Now, if the recycler design on OpReadEntry saved 1 of 1 heap memory allocation for each read operation, now it just saves 1 of 2 heap memory allocations. What's more, this wrapped callback is passed to PendingReadsManager and eventually used as a field of a new record type ReadEntriesCallbackWithContext to an ArrayList in https://github.com/apache/pulsar/blob/d833b8bef21cb9e85f0f313eb9d49c7ca550fbbd/managed-ledger/src/main/java/org/apache/bookkeeper/mledger/impl/cache/PendingReadsManager.java#L256

Now, each read operation has:

1 object allocated by Netty recycler (OpReadEntry)
1 object allocated from heap memory (the wrapped callback in RangeEntryCacheImpl)
1 object allocated from heap memory (the ReadEntriesCallbackWithContext object that has a field of the wrapped callback)
- This object is added to an ArrayList allocated from heap memory with at least 1 element

Eventually, only saving the 1st heap memory allocation should not make a difference. Actually, many optimizations in garbage collectors can prevent short-lived objects from being allocated from heap memory.

Goals

Make a rule for whether to use Netty Recycler to avoid debates when reviewing code like “the recycler is good that you should not remove it”.

High Level Design

For new contributions, don't use Netty Recycler.

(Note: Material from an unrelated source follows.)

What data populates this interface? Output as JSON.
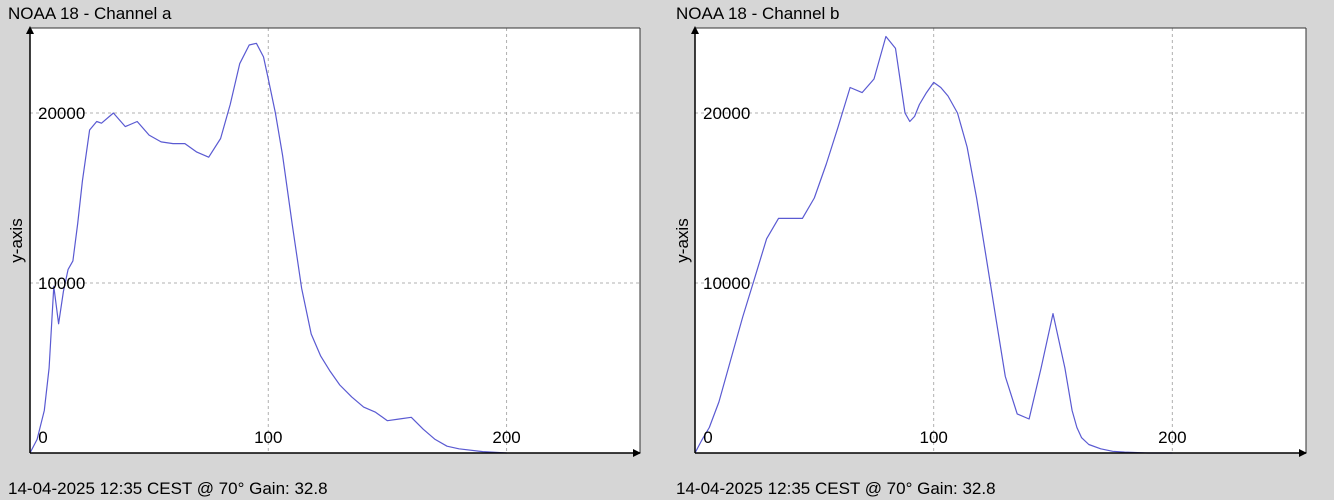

If you need to save heap memory usage, consider using FastThreadLocal to cache a single object or an object queue like What Netty Recycler does for the Good Case mentioned in the Background knowledge section. This would also be more effective for normal threads than Netty Recycler.

For existing code, generally we should not pay efforts to remove recyclable classes. But it's acceptable to remove them especially when:

A known recycler issue is reported but the reason is hard to analyze. (example: #24741)
The existing recyclable object makes code refactoring hard

Alternatives

Add an option to allow whether to use Netty recycler

This would be helpful to figure out if the GC pressure can be reduced once it‘s enabled. However, the code would be much more complicated. Additionally, measuring the GC pressure is not easy. In many dashboards, the GC time is mistakenly called as “GC pause time”, where there is no actual pause. When objects aren’t recycled, it‘s expected for some use cases that more CPU will be spent in GC. However the Netty Recycler consumes a significant share of CPU too and there’s no metric, so just looking at GC metrics increasing wouldn't be a way how to see if getting rid of Netty Recyclers is useful.